Nachdem Kurt Cobain sich 1994 mit einer Schrotflinte erschossen hatte, zeigte das Publikum lange Zeit kein Interesse daran, den auf diese Weise vakant gewordenen Posten neu zu besetzen. Doch selbst wenn man den damit eröffneten Konkurs des klassischen maskulinen Rock-Heroismus – wie ich es im Folgenden tun werde – als sexualemanzipatorischen Fortschritt beschreibt, kommt man nicht umhin festzustellen, dass mit der dazugehörigen Dialektik aus auratischer Dominanz und bewundernder Demut auch ein wesentlicher Teil der überkommenen Pop-Erotik verlorengeht: jene Erotik, die aus der Lust entspringt, sich Künstlern zu unterwerfen, die überlebensgroß wirken, «larger than life».

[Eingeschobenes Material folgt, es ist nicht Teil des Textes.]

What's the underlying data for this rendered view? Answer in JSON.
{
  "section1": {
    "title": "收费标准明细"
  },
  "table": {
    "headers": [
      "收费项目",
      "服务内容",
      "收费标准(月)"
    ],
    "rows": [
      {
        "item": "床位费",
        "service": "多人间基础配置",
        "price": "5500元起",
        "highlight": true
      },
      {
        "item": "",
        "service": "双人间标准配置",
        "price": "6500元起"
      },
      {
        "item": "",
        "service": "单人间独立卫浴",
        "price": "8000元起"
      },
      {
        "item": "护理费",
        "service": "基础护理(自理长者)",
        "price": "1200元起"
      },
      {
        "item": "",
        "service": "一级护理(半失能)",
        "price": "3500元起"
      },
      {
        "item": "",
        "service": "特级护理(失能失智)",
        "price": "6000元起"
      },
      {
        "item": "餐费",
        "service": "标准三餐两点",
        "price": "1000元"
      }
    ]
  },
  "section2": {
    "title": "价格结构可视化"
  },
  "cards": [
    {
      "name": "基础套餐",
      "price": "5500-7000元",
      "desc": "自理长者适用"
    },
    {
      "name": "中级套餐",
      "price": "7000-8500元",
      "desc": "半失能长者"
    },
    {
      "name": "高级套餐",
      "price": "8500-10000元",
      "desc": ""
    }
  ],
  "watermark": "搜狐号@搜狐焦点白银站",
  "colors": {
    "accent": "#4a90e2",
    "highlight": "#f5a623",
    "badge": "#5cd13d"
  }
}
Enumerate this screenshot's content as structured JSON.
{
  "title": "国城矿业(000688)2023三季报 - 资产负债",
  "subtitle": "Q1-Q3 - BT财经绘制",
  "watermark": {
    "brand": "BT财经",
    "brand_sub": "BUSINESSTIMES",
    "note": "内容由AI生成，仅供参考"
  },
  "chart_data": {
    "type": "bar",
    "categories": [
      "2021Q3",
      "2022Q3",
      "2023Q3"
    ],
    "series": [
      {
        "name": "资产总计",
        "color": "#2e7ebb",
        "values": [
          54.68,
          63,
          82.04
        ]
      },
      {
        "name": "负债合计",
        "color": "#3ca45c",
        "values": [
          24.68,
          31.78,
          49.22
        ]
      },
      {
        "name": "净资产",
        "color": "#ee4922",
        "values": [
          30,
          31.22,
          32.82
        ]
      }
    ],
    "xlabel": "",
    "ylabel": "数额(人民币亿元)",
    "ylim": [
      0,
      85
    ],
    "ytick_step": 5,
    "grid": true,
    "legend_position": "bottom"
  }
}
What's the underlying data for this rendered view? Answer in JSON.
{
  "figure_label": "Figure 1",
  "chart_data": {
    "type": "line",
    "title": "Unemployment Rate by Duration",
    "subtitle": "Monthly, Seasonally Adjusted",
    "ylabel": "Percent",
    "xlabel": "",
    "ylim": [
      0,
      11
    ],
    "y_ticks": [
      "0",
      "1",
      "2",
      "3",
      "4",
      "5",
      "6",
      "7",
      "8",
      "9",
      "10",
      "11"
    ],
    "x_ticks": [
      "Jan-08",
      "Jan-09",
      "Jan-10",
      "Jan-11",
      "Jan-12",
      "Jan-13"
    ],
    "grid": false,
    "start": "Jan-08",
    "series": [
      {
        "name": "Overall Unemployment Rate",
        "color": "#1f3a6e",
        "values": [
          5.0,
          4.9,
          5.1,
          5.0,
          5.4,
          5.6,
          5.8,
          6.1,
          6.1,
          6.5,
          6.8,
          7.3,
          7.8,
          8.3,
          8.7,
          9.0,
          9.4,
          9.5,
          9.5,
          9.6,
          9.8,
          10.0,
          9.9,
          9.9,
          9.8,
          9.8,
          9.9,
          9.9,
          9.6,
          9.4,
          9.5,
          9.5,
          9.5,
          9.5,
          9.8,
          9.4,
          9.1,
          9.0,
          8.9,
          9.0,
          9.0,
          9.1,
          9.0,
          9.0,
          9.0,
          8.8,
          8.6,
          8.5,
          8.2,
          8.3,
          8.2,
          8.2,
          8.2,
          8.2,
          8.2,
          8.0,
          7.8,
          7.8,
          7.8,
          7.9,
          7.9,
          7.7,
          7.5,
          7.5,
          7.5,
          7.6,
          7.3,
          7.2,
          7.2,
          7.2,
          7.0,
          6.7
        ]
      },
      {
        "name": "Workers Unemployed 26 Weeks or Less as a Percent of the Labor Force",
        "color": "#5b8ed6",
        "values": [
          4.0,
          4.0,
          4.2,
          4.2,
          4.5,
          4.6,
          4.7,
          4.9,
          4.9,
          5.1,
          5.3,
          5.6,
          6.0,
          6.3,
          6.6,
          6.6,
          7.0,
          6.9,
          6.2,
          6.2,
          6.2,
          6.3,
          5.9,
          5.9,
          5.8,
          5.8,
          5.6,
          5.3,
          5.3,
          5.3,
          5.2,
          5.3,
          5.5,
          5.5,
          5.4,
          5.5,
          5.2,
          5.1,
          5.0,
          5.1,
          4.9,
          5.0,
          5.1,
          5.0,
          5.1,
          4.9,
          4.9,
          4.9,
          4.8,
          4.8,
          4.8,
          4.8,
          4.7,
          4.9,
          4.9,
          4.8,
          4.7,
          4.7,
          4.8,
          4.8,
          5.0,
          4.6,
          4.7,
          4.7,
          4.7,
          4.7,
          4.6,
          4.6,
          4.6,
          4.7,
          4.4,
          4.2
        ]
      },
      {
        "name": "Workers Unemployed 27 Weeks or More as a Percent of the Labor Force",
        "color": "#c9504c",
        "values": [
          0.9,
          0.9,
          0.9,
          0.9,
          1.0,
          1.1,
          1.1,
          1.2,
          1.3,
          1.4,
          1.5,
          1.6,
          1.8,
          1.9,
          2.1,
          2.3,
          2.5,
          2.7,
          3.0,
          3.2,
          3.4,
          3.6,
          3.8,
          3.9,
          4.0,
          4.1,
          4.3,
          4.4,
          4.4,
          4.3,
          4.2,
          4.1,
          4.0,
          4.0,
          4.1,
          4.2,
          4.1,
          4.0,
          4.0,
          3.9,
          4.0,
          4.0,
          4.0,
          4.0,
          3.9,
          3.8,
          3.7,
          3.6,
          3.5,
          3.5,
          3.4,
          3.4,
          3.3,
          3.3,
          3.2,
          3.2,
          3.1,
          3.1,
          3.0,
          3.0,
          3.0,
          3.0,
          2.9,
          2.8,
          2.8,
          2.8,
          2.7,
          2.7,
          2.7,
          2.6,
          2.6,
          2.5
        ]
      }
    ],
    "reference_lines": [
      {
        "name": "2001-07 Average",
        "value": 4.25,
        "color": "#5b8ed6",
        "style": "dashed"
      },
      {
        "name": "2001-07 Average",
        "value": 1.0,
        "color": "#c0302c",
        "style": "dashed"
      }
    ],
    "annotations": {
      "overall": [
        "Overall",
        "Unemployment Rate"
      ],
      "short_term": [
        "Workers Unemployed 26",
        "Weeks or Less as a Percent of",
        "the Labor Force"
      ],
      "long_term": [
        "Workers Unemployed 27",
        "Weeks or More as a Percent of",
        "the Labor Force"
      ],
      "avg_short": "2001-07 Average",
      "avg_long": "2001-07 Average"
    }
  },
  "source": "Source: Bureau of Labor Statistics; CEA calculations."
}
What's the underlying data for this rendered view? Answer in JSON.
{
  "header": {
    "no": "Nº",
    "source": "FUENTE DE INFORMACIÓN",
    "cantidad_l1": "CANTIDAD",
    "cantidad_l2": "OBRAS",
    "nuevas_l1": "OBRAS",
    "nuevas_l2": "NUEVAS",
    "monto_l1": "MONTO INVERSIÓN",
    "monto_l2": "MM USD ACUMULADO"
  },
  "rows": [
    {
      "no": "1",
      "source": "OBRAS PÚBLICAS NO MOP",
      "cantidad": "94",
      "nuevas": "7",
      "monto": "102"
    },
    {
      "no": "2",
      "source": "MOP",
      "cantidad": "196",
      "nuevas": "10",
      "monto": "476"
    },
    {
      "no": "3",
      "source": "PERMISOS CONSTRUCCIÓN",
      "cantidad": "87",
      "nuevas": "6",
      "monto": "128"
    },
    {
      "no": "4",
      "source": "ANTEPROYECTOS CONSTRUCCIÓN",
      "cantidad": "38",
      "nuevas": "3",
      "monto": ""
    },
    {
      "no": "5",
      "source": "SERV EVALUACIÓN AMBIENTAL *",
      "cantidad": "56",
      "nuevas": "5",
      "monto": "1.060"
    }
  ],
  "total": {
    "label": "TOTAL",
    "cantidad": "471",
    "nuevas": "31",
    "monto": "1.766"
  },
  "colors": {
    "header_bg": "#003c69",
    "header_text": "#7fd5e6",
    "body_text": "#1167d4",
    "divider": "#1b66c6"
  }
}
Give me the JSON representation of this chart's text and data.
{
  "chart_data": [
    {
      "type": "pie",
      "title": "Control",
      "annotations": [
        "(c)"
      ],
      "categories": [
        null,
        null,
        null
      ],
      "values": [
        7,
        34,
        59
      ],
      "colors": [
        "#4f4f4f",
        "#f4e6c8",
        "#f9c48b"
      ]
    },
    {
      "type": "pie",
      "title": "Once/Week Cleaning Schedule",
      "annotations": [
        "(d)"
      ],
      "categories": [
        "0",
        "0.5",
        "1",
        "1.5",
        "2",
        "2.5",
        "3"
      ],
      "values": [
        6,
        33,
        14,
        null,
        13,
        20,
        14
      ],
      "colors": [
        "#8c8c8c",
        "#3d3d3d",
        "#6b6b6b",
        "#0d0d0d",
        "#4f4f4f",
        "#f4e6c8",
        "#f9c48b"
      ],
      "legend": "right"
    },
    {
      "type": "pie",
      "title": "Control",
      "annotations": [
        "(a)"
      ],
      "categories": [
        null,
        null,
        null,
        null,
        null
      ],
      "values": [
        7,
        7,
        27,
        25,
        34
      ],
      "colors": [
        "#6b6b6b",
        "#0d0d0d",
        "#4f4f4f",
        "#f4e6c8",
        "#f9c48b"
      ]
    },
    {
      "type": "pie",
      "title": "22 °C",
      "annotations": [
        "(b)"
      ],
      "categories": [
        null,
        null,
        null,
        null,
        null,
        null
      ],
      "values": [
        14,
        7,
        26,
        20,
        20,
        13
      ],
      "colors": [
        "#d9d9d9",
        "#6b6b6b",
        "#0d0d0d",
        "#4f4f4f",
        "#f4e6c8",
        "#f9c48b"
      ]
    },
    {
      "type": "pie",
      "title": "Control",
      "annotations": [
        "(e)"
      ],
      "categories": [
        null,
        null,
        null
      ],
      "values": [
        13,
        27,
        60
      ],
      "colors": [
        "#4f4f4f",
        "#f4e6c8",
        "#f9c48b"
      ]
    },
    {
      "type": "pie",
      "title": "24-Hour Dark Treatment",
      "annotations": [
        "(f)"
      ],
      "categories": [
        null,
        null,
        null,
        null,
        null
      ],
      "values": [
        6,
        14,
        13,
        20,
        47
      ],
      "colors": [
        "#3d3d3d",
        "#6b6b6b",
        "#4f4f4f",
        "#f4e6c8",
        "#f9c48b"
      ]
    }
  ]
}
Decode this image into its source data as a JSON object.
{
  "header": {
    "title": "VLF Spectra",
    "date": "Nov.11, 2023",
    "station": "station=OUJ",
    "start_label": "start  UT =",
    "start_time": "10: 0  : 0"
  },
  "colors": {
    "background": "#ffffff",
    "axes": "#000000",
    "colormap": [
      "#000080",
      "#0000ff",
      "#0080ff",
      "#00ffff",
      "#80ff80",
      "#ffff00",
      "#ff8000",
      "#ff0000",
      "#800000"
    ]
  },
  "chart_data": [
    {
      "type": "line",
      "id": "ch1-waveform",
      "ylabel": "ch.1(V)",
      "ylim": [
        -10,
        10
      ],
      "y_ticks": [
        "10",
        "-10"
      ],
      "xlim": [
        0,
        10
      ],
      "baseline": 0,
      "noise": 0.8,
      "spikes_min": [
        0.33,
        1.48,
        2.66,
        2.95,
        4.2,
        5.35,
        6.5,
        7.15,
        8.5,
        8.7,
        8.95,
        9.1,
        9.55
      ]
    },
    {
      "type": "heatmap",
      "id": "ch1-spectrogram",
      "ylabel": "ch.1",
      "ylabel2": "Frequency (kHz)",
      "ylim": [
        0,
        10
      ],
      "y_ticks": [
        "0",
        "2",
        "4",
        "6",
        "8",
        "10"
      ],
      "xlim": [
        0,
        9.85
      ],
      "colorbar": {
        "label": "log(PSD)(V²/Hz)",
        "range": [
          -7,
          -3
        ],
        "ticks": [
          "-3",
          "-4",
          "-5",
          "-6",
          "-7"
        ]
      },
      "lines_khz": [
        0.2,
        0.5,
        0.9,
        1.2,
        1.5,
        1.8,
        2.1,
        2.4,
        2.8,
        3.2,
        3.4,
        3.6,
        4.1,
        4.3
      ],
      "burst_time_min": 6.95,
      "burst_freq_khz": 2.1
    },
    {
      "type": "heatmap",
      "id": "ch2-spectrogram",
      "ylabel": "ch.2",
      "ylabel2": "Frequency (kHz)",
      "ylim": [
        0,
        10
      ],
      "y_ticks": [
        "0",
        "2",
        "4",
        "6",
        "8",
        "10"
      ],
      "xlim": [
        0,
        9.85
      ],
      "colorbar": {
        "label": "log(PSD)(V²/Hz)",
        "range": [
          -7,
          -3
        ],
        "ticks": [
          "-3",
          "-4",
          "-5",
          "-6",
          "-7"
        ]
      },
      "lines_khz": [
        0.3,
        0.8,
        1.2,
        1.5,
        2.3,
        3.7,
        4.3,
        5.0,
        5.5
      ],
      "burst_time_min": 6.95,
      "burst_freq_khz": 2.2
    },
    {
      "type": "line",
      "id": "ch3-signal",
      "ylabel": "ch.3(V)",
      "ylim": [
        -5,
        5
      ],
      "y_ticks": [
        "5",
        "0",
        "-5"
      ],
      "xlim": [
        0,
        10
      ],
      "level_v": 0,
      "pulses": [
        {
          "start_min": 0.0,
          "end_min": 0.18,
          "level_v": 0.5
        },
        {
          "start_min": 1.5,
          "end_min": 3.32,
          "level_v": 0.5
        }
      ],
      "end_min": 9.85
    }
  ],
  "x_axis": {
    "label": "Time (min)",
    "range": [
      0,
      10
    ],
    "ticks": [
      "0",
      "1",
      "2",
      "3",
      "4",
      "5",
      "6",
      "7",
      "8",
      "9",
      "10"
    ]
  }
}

Zum bislang letzten Mal habe ich eine gelungene Verschränkung von dominantem Rock-Maskulinismus und masochistischem Publikumsverhalten bei einem Konzert der New Yorker Gruppe The Strokes gesehen. Im März 2002 treten sie in der Berliner Columbiahalle erstmals vor einer deutschen Zuhörerschaft auf, um ihr gerade erschienenes Debütalbum «Is This It» vorzustellen; diesem ging eine klassisch musikindustriell geschulte, minutiös durchgeplante Strategie des Schürens von Erregung und der Inszenierung von Aura voran. Dazu gehörten Konzerte in winzigen Klubs und Kunstgalerien in New York für wenige Glückliche, streng limitierte, ausgesucht rätselhafte Gesprächstermine sowie der systematische Aufbau eines überhitzten Rockstar-Geweses durch kontrolliert gestreute Gerüchte über die sexuelle Orientierung der Künstler, über Schrullen, Perversionen oder sonst irgendwie am vermuteten Mehrheitsempfinden vorbeilaufende menschliche und künstlerische Idiosynkrasien. Auf dem Cover der Platte sieht man von der Seite einen weiblichen Hintern, auf den gerade ein Handschuh aus Lackleder patscht.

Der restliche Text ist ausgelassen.